CTP Kıbrıslı Türklerin sorunlarını çözmek, Kıbrıs’ın sorununu çözmek, halkına kendi coğrafyasının efendisi olarak ve coğrafyasında sürdürülebilir yaşamı sağlamak için hükümette olduğunun bilincindedir. Elinde tuttuğu gücün de aslında bunları gerçekleştirmek üzere aldığı sorumluluk olduğunu biliyor. Bu bilinçle hükümet ederken, birilerinin şımarıklığına tahammül etmek zorunda kalabilir, birilerinin kuru muhalefet eleştirilerine maruz kalabilir, birilerinin kendi egoist hesapları ile yürüttüğü içten-pazarlıklı oyunlarla da karşılaşabilir. Sanılmasın ki CTP bunların farkında olmayacak veya bunlar karşısında çaresiz kalacak veya sırf hükümette kalsın diye bunlara yenik düşecek.

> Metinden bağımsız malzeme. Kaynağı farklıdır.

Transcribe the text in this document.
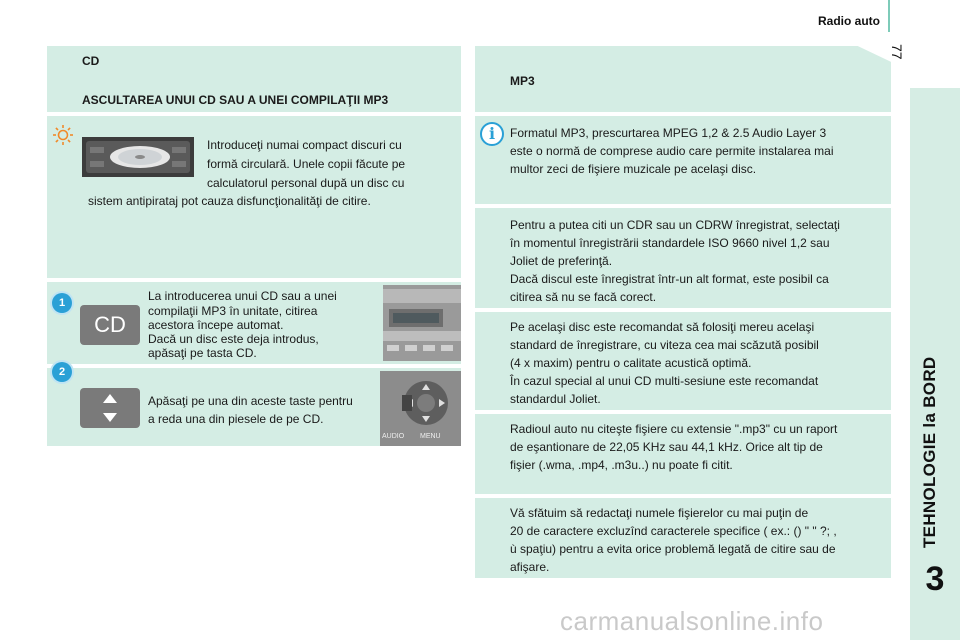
Radio auto
77
TEHNOLOGIE la BORD
3
CD
ASCULTAREA UNUI CD SAU A UNEI COMPILAŢII MP3
Introduceţi numai compact discuri cu
formă circulară. Unele copii făcute pe
calculatorul personal după un disc cu
sistem antipirataj pot cauza disfuncţionalităţi de citire.
1
CD
La introducerea unui CD sau a unei
compilaţii MP3 în unitate, citirea
acestora începe automat.
Dacă un disc este deja introdus,
apăsaţi pe tasta CD.
2
Apăsaţi pe una din aceste taste pentru
a reda una din piesele de pe CD.
AUDIO MENU
MP3
i	Formatul MP3, prescurtarea MPEG 1,2 & 2.5 Audio Layer 3
este o normă de comprese audio care permite instalarea mai
multor zeci de fişiere muzicale pe acelaşi disc.
Pentru a putea citi un CDR sau un CDRW înregistrat, selectaţi
în momentul înregistrării standardele ISO 9660 nivel 1,2 sau
Joliet de preferinţă.
Dacă discul este înregistrat într-un alt format, este posibil ca
citirea să nu se facă corect.
Pe acelaşi disc este recomandat să folosiţi mereu acelaşi
standard de înregistrare, cu viteza cea mai scăzută posibil
(4 x maxim) pentru o calitate acustică optimă.
În cazul special al unui CD multi-sesiune este recomandat
standardul Joliet.
Radioul auto nu citeşte fişiere cu extensie ".mp3" cu un raport
de eşantionare de 22,05 KHz sau 44,1 kHz. Orice alt tip de
fişier (.wma, .mp4, .m3u..) nu poate fi citit.
Vă sfătuim să redactaţi numele fişierelor cu mai puţin de
20 de caractere excluzînd caracterele specifice ( ex.: () " " ?; ,
ù spaţiu) pentru a evita orice problemă legată de citire sau de
afişare.
carmanualsonline.info
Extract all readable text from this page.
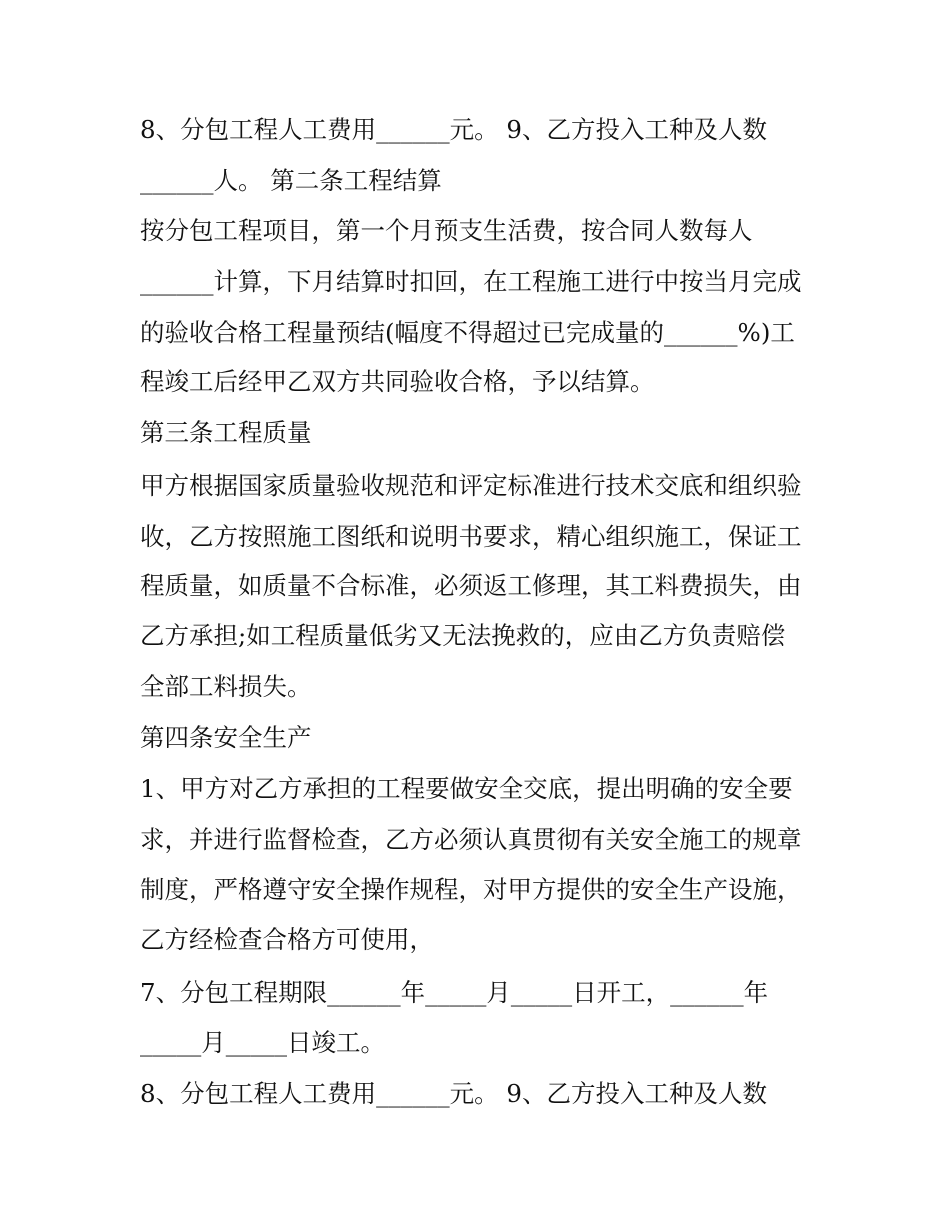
8、分包工程人工费用______元。 9、乙方投入工种及人数
______人。 第二条工程结算
按分包工程项目，第一个月预支生活费，按合同人数每人
______计算，下月结算时扣回，在工程施工进行中按当月完成
的验收合格工程量预结(幅度不得超过已完成量的______%)工
程竣工后经甲乙双方共同验收合格，予以结算。
第三条工程质量
甲方根据国家质量验收规范和评定标准进行技术交底和组织验
收，乙方按照施工图纸和说明书要求，精心组织施工，保证工
程质量，如质量不合标准，必须返工修理，其工料费损失，由
乙方承担;如工程质量低劣又无法挽救的，应由乙方负责赔偿
全部工料损失。
第四条安全生产
1、甲方对乙方承担的工程要做安全交底，提出明确的安全要
求，并进行监督检查，乙方必须认真贯彻有关安全施工的规章
制度，严格遵守安全操作规程，对甲方提供的安全生产设施，
乙方经检查合格方可使用，
7、分包工程期限______年_____月_____日开工，______年
_____月_____日竣工。
8、分包工程人工费用______元。 9、乙方投入工种及人数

“An gelir, saatli bir bombadır zaman …” demiş şair Atilla İlhan… Bombanın pimi CTP’nin elindedir; şımarıklar ve muhalifler ve içten-pazarlıklılar kendi oyunlarına devam ederken bunu unutmamalıdır.
CTP, Kıbrıslı Türklerin tamamına eşitlik, adalet, demokrasi içinde hizmet etmenin bilinçli sorumluluğu ile hükümet edecektir. Başka hesapları olanlar, hükümetin veya muhalefetin veya işgal ettikleri makamların gücünü kendi egoları için kullanmaya kalkışanlar, şiirin devamında “an gelir, Atilla İlhan ölür” dediği gibi siyaseten ölür.